“If I had to guess, I would say it’s probably hundreds of people by now,” said Michael Worobey, chief of the department of ecology and evolutionary biology at the University of Arizona. “It is quite possible that he arrived several times in several places.”
“Imagine the number of infected travelers leaving London – it’s gone up exponentially,” said Trevor Bedford, associate professor in the vaccines and infectious diseases division of the Fred Hutchinson Cancer Research Center.
British scientists have traced the earliest known appearance of the new species back to September 20 in Kent, a county south-east of London.
Worobey and Bedford say they estimate the virus would have arrived in the US in mid-November.
Both scientists, as well as others around the world, have searched genetic sequences of coronavirus in the United States to see if they match the British variant.
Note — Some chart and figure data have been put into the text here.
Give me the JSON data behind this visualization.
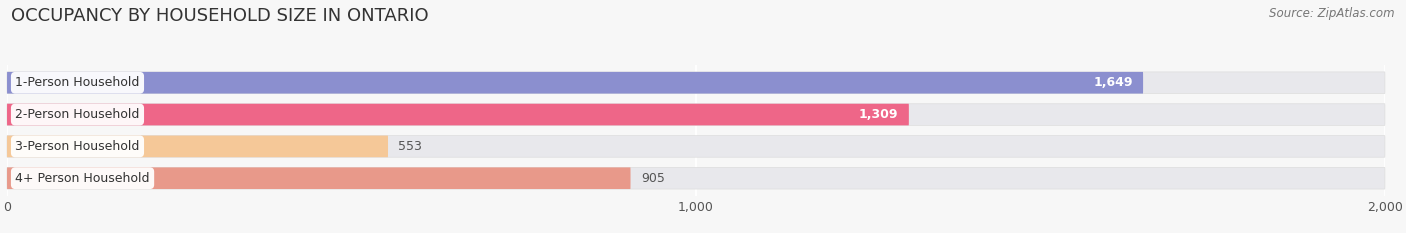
{
  "title": "OCCUPANCY BY HOUSEHOLD SIZE IN ONTARIO",
  "source": "Source: ZipAtlas.com",
  "categories": [
    "1-Person Household",
    "2-Person Household",
    "3-Person Household",
    "4+ Person Household"
  ],
  "values": [
    1649,
    1309,
    553,
    905
  ],
  "bar_colors": [
    "#8b8fcf",
    "#ee6688",
    "#f5c898",
    "#e8998a"
  ],
  "value_label_colors": [
    "white",
    "white",
    "#666666",
    "#666666"
  ],
  "xlim": [
    0,
    2000
  ],
  "xticks": [
    0,
    1000,
    2000
  ],
  "background_color": "#f7f7f7",
  "bar_bg_color": "#e8e8ec",
  "title_fontsize": 13,
  "source_fontsize": 8.5,
  "bar_label_fontsize": 9,
  "category_fontsize": 9
}
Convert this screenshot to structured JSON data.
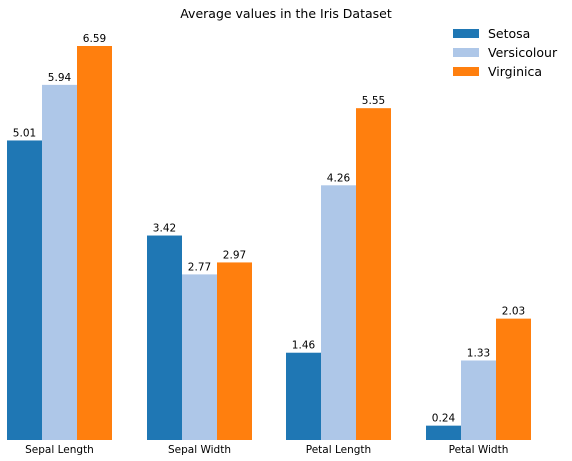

So far, they haven’t found any, but they say that’s probably because the US surveillance system isn’t catching them.
Health officials agree.
“You really have to assume it’s already there, and certainly not the dominant strain, but I wouldn’t be at all surprised if it’s there,” says Dr. Anthony Fauci, the director of the National Institute of Allergy and Infectious Diseases. , said Tuesday.
“It could be in the United States, and we may not have discovered it yet,” Deputy Secretary of Health Admiral Brett Giroir said Monday.
The UK coronavirus variant has not been identified through sequencing efforts in the United States, the US Centers for Disease Control and Prevention said in a scientific letter posted on their website Tuesday.
However, it says that only about 51,000 of the 17 million US cases it counted have been sequenced – less than half a percent.
“Given the small fraction of sequenced US infections, the variant could already be in the United States without being detected,” the CDC said.
To detect new mutations of a virus, samples are collected from infected patients and then undergo genetic sequencing, looking at the order of the letters in the genetic code for something new.
In the US, only a relatively small number of samples go through this process.
Since November 15 – about the time the British variant may have arrived in the US – genetic sequencing has been done on viruses found in about 300 people in the United States and about 9,000 in the UK, Worobey said.
“We’re flying blind,” said Worobey. “Maybe another similarly interesting variant is sweeping at a high frequency, but we just don’t see it.”
This difference is especially striking when you consider how many more infections have been confirmed in the US – over 18 million – compared to more than 2.1 million in the UK.
Last month, the CDC launched a pedigree surveillance program in which states send at least 10 samples every two weeks for analysis. The agency expects the program to be fully implemented by January.
CNN’s Michael Nedelman contributed to this report.